USP<800> will be implemented in July 2018 based on a combination of guidance from ONS, ASHP, NIOSH, OSHA and others.  For the first time, it covers all healthcare workers with potential exposure to hazardous drugs at any point; compounding, crushing, administering, disposing, transporting, etc.

This chapter applies to all healthcare personnel who handle HD preparations and all entities which store, prepare, transport, or administer HDs (e.g., pharmacies, hospitals and other healthcare institutions, patient treatment clinics, physicians' practice facilities, or veterinarians' offices). Personnel who may potentially be exposed to HDs include, but are not limited to: pharmacists, pharmacy technicians, nurses, physicians, physician assistants, home healthcare workers, veterinarians, and veterinary technicians.
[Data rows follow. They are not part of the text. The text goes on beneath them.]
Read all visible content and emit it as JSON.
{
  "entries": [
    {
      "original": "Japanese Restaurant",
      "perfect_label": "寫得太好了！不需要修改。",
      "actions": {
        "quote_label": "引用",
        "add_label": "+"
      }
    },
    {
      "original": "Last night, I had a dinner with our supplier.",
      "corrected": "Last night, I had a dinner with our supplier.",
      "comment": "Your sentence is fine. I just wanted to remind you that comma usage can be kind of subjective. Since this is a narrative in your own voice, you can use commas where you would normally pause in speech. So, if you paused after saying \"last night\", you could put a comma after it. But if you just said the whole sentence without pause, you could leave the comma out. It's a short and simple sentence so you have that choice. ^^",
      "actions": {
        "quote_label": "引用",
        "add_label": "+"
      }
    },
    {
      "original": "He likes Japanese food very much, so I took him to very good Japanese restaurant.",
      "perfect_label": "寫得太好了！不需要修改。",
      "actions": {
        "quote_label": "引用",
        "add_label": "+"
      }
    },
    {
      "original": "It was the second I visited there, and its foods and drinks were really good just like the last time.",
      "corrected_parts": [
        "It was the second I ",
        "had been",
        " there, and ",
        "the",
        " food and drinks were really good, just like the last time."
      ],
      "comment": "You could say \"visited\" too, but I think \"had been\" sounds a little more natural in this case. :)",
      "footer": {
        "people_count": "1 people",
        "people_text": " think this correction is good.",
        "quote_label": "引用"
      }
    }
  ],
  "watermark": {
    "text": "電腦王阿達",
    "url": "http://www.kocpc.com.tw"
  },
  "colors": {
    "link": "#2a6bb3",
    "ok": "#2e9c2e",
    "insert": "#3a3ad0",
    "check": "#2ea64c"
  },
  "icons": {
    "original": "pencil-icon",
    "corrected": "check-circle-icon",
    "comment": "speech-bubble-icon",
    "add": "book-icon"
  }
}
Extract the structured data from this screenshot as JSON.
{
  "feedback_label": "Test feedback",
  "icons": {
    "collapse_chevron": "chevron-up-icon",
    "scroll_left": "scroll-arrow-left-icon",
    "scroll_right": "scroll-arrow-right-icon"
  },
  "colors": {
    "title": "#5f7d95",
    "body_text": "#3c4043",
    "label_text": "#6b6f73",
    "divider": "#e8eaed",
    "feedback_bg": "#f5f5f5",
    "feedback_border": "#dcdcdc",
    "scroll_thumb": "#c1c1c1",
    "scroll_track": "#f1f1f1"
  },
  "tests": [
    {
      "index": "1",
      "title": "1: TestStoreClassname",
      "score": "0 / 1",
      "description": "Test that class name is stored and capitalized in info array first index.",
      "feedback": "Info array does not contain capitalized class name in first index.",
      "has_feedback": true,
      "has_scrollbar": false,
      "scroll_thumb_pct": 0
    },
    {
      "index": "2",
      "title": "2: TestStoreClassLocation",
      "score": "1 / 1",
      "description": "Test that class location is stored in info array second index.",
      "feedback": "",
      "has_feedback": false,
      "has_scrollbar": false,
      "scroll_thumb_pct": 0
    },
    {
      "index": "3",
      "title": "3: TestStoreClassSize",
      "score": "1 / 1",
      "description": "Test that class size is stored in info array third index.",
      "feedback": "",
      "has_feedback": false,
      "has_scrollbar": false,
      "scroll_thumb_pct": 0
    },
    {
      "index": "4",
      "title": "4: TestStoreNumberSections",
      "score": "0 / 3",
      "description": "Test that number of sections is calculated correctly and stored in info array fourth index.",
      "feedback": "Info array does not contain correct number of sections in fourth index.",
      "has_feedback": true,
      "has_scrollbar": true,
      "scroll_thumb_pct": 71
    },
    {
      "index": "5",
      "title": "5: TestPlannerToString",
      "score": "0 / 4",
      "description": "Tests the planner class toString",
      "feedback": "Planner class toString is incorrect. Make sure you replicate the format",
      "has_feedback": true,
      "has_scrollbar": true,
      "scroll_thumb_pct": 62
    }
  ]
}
See section on Medical Surveillance lines 666 and on: http://www.usp.org/sites/default/files/usp_pdf/EN/m7808_pre-post.pdf

Here is an example of an action plan (see number 2 below) that may be useful developed by Dr. Marty Polovich and her colleagues.  We just presented it to ONS a few weeks ago at their annual conference in San Antonio.  I'd be happy to send the entire presentation (under separate cover) to anyone who would like it.


Specific Requirement


Action Steps


Target Date


Responsible Person


Resources Needed


1.Designate a person to oversee USP<800> compliance

*Develop position description
*Request applicants
*Identify training/ education needs
*Identify education source


September 2016


John Smith


XX Committee

Fees: Education/ training


2.Personnel of reproductive capability confirm understanding of risk in writing

*Develop policy
*Develop form
*Develop training/ education plan
*Implement policy


December 2016


Susan Jones


Employee Health

XX Committee



Amber Hogan Mitchell, DrPH, MPH, CPH
President | Executive Director
International Safety Center
PH: +1.713.816.0013
EM: amber.mitchell at internationalsafetycenter.org
Web: www.internationalsafetycenter.org


From: <Swift>, Melanie Swift <melanie.swift at Vanderbilt.Edu<mailto:melanie.swift at Vanderbilt.Edu>>
Reply-To: MCOH/EH <mcoh-eh at mylist.net<mailto:mcoh-eh at mylist.net>>
Date: Wednesday, May 18, 2016 at 9:20 AM
To: MCOH/EH <mcoh-eh at mylist.net<mailto:mcoh-eh at mylist.net>>
Subject: Re: [MCOH-EH] Chemotherapy/Biotherapy reproductive hazards and staffing policy

Fundamentally you need a comprehensive program in place that protects all workers and prevents exposure for everyone. We have training, work practices, and PPE in place to protect everyone from exposure, regardless of pregnancy status. Because studies in healthcare workers have shown that biomarkers for cytotoxic drugs in urine correlate directly with measures of environmental contamination, we have a program of routine environmental surveillance with surface wipes to detect trace chemotherapeutic agents. This demonstrates that we have good controls in place and are not having contamination. Staff members who are pregnant may still request a temporary reassignment. These requests are considered through the usual channels for accommodation requests, and may be granted if feasible. This is more for peace of mind than a concern that pregnant women are unsafe in the current environment, given the comprehensive protections in place.


Melanie Swift, MD
Director, Vanderbilt Occupational Health Clinic http://occupationalhealth.vanderbilt.edu

From: MCOH-EH [mailto:mcoh-eh-bounces at mylist.net] On Behalf Of Wendy Stephenson
Sent: Wednesday, May 18, 2016 8:11 AM
To: mcoh-eh at mylist.net<mailto:mcoh-eh at mylist.net>
Subject: [MCOH-EH] Chemotherapy/Biotherapy reproductive hazards and staffing policy



I'm reaching out to the group on behalf of one of our member hospitals to find out how other organizations handle the chemotherapy / biotherapy reproductive hazards and staffing of pregnant, conceiving, and/or breastfeeding staff members.  Specifically, what policy or procedure is in place for accommodation or "opting out".  The issue has recently come up due to adoption of the Lippincott manual online and the more obvious messaging about the hazards with administering drugs of various sorts (not just chemo).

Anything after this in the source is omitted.